We can find a mix of leadership styles across the US government, but many of the star leaders we have today, especially in the military and in other operationally-minded places, have adopted a flat approach to organizing their staffs. If you read any of the profiles of Gen. McChrystal when he was appointed Commander, ISAF, there are several mentions of his preference for a small, flat staff. We have quite a few highly effective small groups closely associated with a particular senior leader, and they will often provide a lot of value to whatever they are working on.

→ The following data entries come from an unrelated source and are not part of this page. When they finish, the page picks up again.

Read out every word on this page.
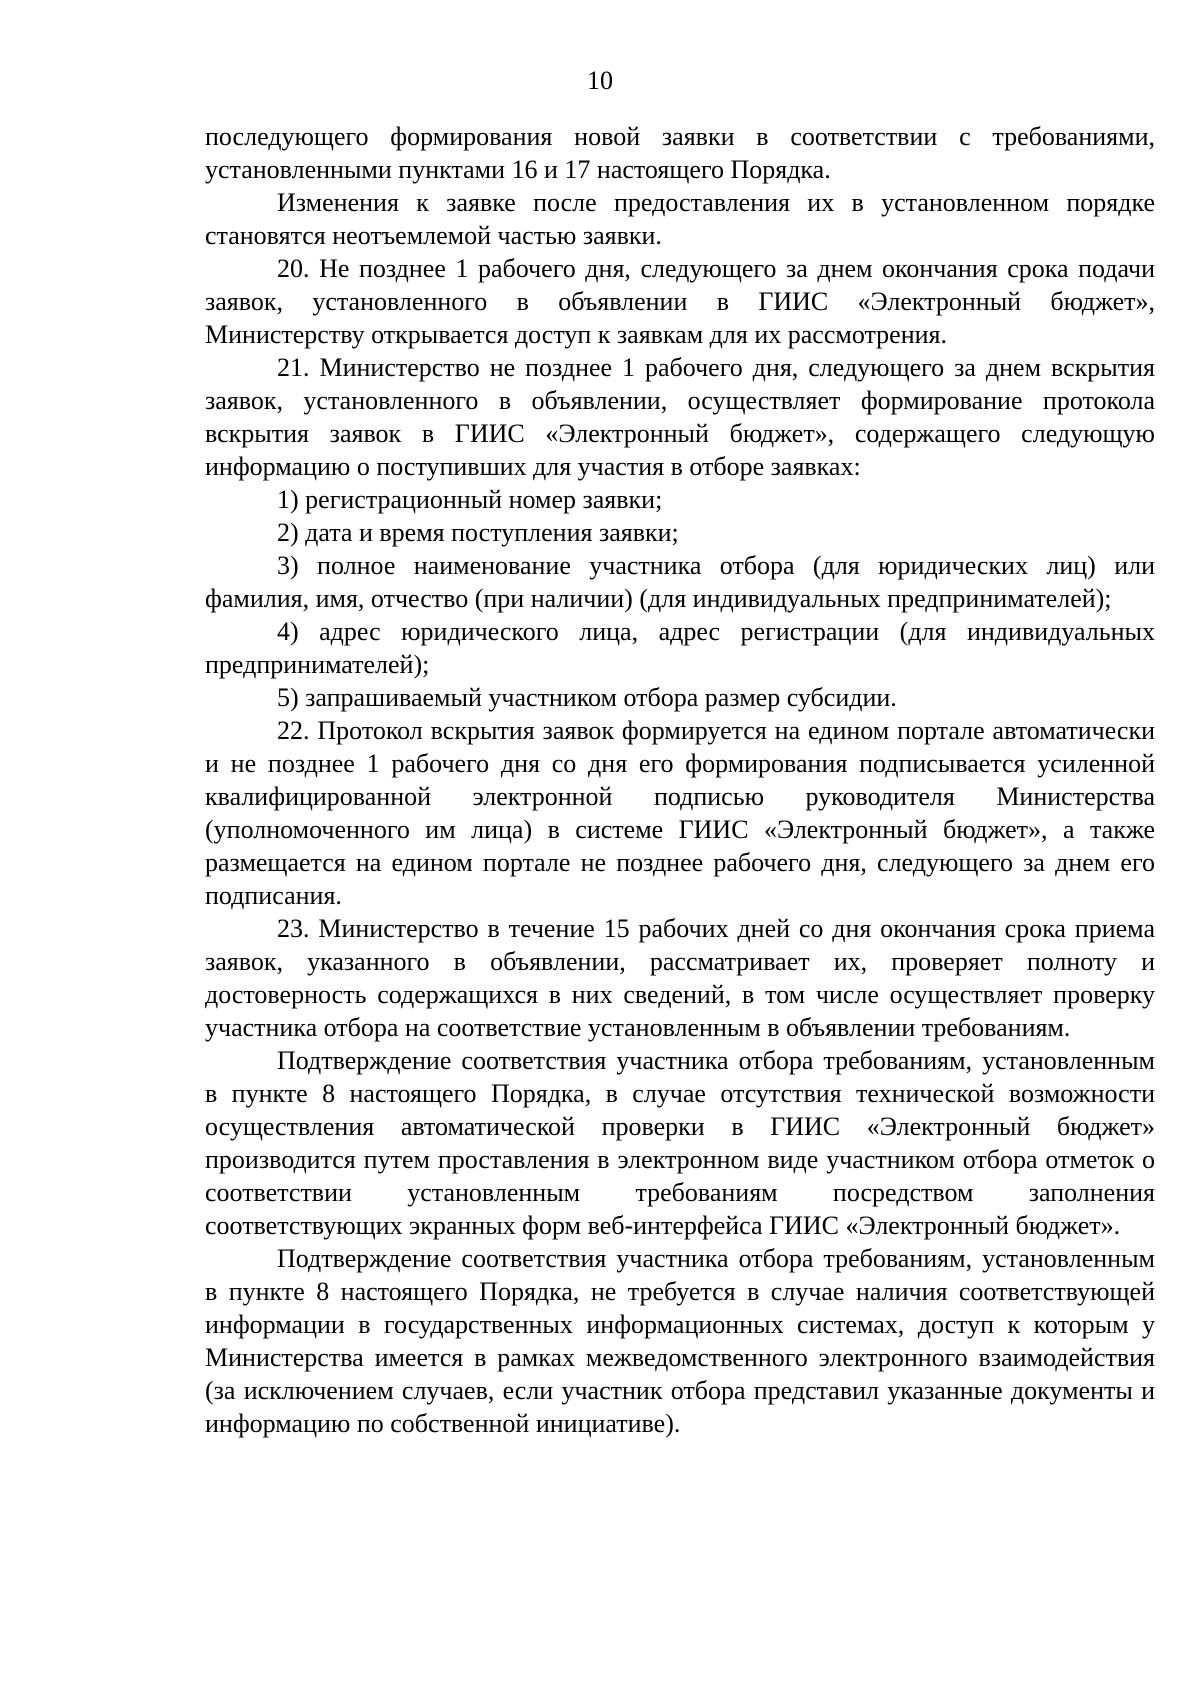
10

последующего формирования новой заявки в соответствии с требованиями, установленными пунктами 16 и 17 настоящего Порядка.

Изменения к заявке после предоставления их в установленном порядке становятся неотъемлемой частью заявки.

20. Не позднее 1 рабочего дня, следующего за днем окончания срока подачи заявок, установленного в объявлении в ГИИС «Электронный бюджет», Министерству открывается доступ к заявкам для их рассмотрения.

21. Министерство не позднее 1 рабочего дня, следующего за днем вскрытия заявок, установленного в объявлении, осуществляет формирование протокола вскрытия заявок в ГИИС «Электронный бюджет», содержащего следующую информацию о поступивших для участия в отборе заявках:

1) регистрационный номер заявки;

2) дата и время поступления заявки;

3) полное наименование участника отбора (для юридических лиц) или фамилия, имя, отчество (при наличии) (для индивидуальных предпринимателей);

4) адрес юридического лица, адрес регистрации (для индивидуальных предпринимателей);

5) запрашиваемый участником отбора размер субсидии.

22. Протокол вскрытия заявок формируется на едином портале автоматически и не позднее 1 рабочего дня со дня его формирования подписывается усиленной квалифицированной электронной подписью руководителя Министерства (уполномоченного им лица) в системе ГИИС «Электронный бюджет», а также размещается на едином портале не позднее рабочего дня, следующего за днем его подписания.

23. Министерство в течение 15 рабочих дней со дня окончания срока приема заявок, указанного в объявлении, рассматривает их, проверяет полноту и достоверность содержащихся в них сведений, в том числе осуществляет проверку участника отбора на соответствие установленным в объявлении требованиям.

Подтверждение соответствия участника отбора требованиям, установленным в пункте 8 настоящего Порядка, в случае отсутствия технической возможности осуществления автоматической проверки в ГИИС «Электронный бюджет» производится путем проставления в электронном виде участником отбора отметок о соответствии установленным требованиям посредством заполнения соответствующих экранных форм веб-интерфейса ГИИС «Электронный бюджет».

Подтверждение соответствия участника отбора требованиям, установленным в пункте 8 настоящего Порядка, не требуется в случае наличия соответствующей информации в государственных информационных системах, доступ к которым у Министерства имеется в рамках межведомственного электронного взаимодействия (за исключением случаев, если участник отбора представил указанные документы и информацию по собственной инициативе).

You also hear McChrystal and Petraeus talk a lot about letting the troops in the field take the initiative and learn. In Linda Robinson's book Tell Me How This Ends, there are several examples where Petreaus meets with captains and lieutenants for a run or a briefing and he tells that they are empowered to do what they think is best, despite the military bureaucracy. He knows they understand how to fight the war in Iraq better than many people in Washington, because they've learned so many lessons by being there, and they use places like http://companycommand.army.mil/ to spread the knowledge.

Unfortunately, we haven't seen whole organizations and departments adopt flatter approaches to managing their people. It's very hard to break the boundaries between policy offices. Richard Holbrooke has put together an interesting group of people in the form of an interagency team, but it's hard to tell how they fit into the whole Afghanistan (and some will say Afpak) issue, given the plethora of players surrounding it. But if you can find information about how it is managed, you'll find that it's a small and flat team with people from across the US government.

In terms of using social technology, I think ODNI and CIA have probably gone the furthest, with A-space and Intellipedia, thanks to the leadership of Mike McConnell, Michael Hayden, and Dennis Blair. The initiative to use social technology in the intel world came from a guy named Michael Wertheimer: http://tinyurl.com/yd822pa. However, as we saw with the Christmas bombing attempt, there is still a lot of work to do.

Basically, people are stepping out of the box, but just barely. Where they do, it's very encouraging though. I think that's what you'll find in your examples.